Is “Hybrid Working” the way forward for Employers in 2022?

Yes, according to new guidance on hybrid working for employers by the Chartered Institute of Personnel Development (CIPD) in collaboration with members of the Government’s Flexible Working Taskforce.

The new guidance, published on 3 December 2021, supplements existing guidance from ACAS on hybrid working and encourages employers to openly consider hybrid working as a viable way forward. CIPD’s guidance will ring more prominently for employers as the new year begins, in light of the growing concern around the risks of the Omicron COVID-19 variant, and the Government guidance in force at the time of writing, for employees to work from home if they “can”.

CIPD’s guidance suggests that hybrid working may be a solution to attracting and retaining valuable employees. The guidance also sets out practical steps and examples for employers to consider when implementing hybrid working.

If you are an employer, have you considered adopting a hybrid workplace model? If so, have you:

  • Ensured that there are well-drafted hybrid working policies and practices in place;
  • Trained managers and the wider workforce on hybrid working and on how to manage hybrid working for employees who may have a protected characteristic (i.e., pregnant employees or employees who are disabled);
  • Taken employees’ views on any preference for a hybrid working model? You should recognise that hybrid working may not be beneficial to all employees and it is important you account for employees’ views and wellbeing;
  • Considered how you might implement hybrid working in a way that best protects your employees and accounts for the size of your business;
  • Considered how you can ensure confidential information is protected by employees when working from home (i.e., are your IT, data protection, and information usage policies up to date);
  • Considered how you can protect employees’ health and safety and support their mental health whilst they are working from home;
  • Carried out a health and safety risk assessment on remote working;
  • Updated your health and safety policies and procedures to account for remote working and sickness reporting; and
  • Updated your disciplinary and IT/social media usage policies in respect of internal correspondence between employees to try to circumvent the risks of harassment and discrimination taking place.

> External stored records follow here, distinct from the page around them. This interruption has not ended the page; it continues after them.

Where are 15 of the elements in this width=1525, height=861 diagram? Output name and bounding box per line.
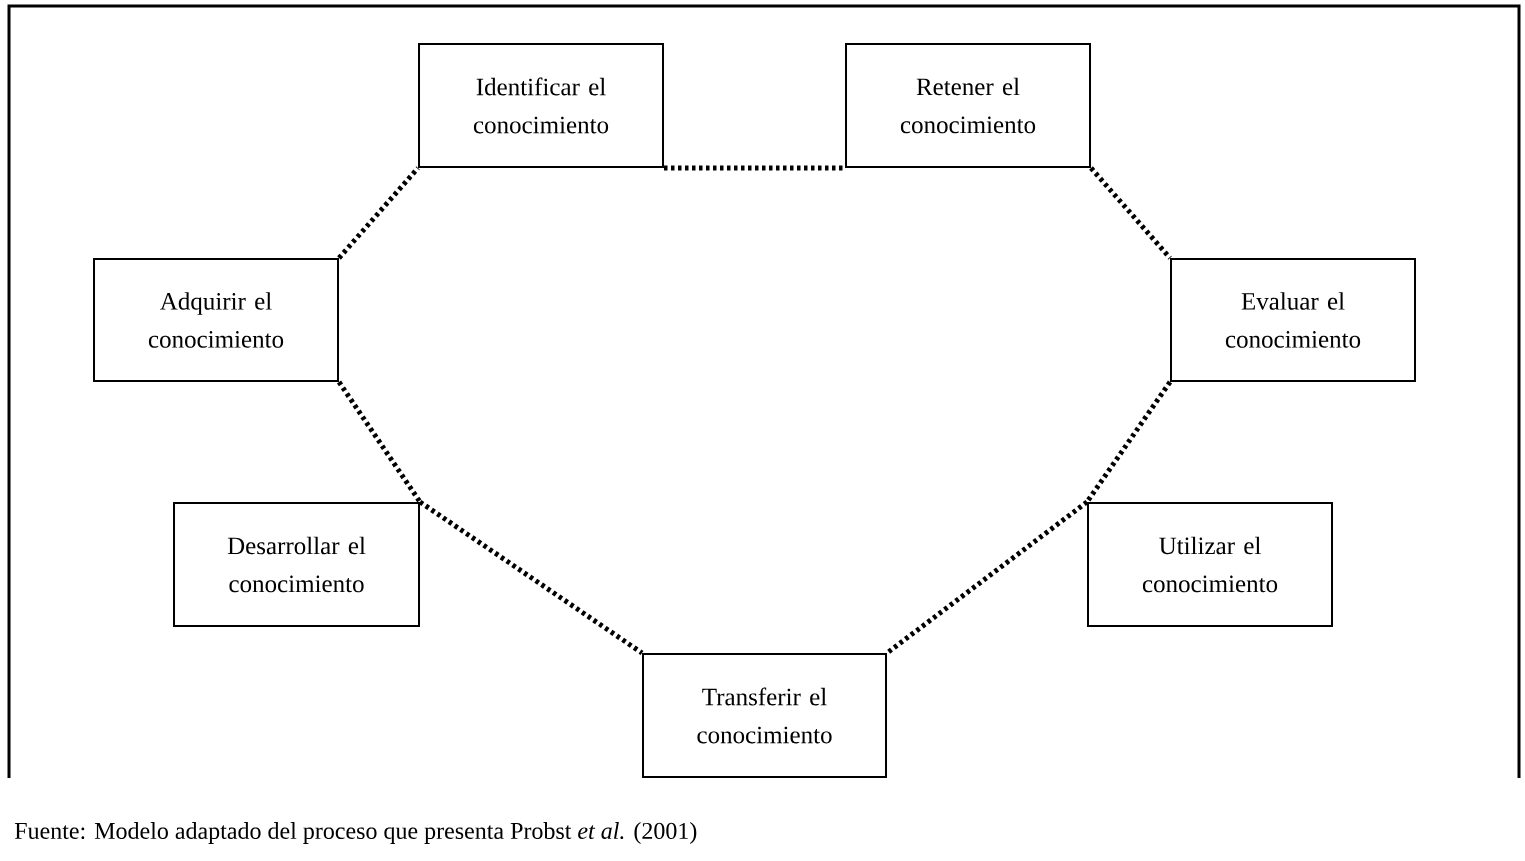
process-box: Desarrollar el conocimiento (173, 502, 420, 627)
process-box: Utilizar el conocimiento (1087, 502, 1333, 627)
dotted-line (1089, 166, 1172, 260)
dotted-line (885, 500, 1089, 655)
dotted-line (664, 165, 845, 171)
dotted-line (337, 166, 420, 260)
dotted-line (336, 380, 423, 504)
dotted-line (418, 499, 644, 656)
process-box: Retener el conocimiento (845, 43, 1091, 168)
process-box: Transferir el conocimiento (642, 653, 887, 778)
process-box: Adquirir el conocimiento (93, 258, 339, 382)
dotted-line (1084, 380, 1173, 504)
process-box: Evaluar el conocimiento (1170, 258, 1416, 382)
process-box: Identificar el conocimiento (418, 43, 664, 168)
caption: Fuente: Modelo adaptado del proceso que presenta Probst et al. (2001) (14, 822, 697, 844)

The above are only some of many key considerations employers should have in mind when and if implementing hybrid working.

The risks in not following out proper and fair practice are far and wide-reaching and could expose employers to potential claims for discrimination and unfair dismissal, say if employees’ views on their working arrangements are not taken into account and/or if employees who must work remotely (due to disabilities or caring responsibilities) are treated less favourably than employees who are able to spend more time working in the office.

It is important, therefore, for employers to ensure that the relevant procedures and policies are in place, updated and well-drafted. Employers will also need to ensure that any move to or reintroduction of hybrid working is well thought out, and accounts for the considerations set out above.

Do you need a hybrid working policy in place? Are you looking for advice in relation to hybrid working and managing or implementing it in the workplace? Our employment team are on-hand to provide specialist bespoke advice swiftly and can assist with policy drafting and advice tailored to you and your business.

It is clear that, at least for the time being, hybrid working appears to be the new reality for future working.

All information is true as at the date of preparing this article. Please always consult the latest legislation or government guidance for accurate information.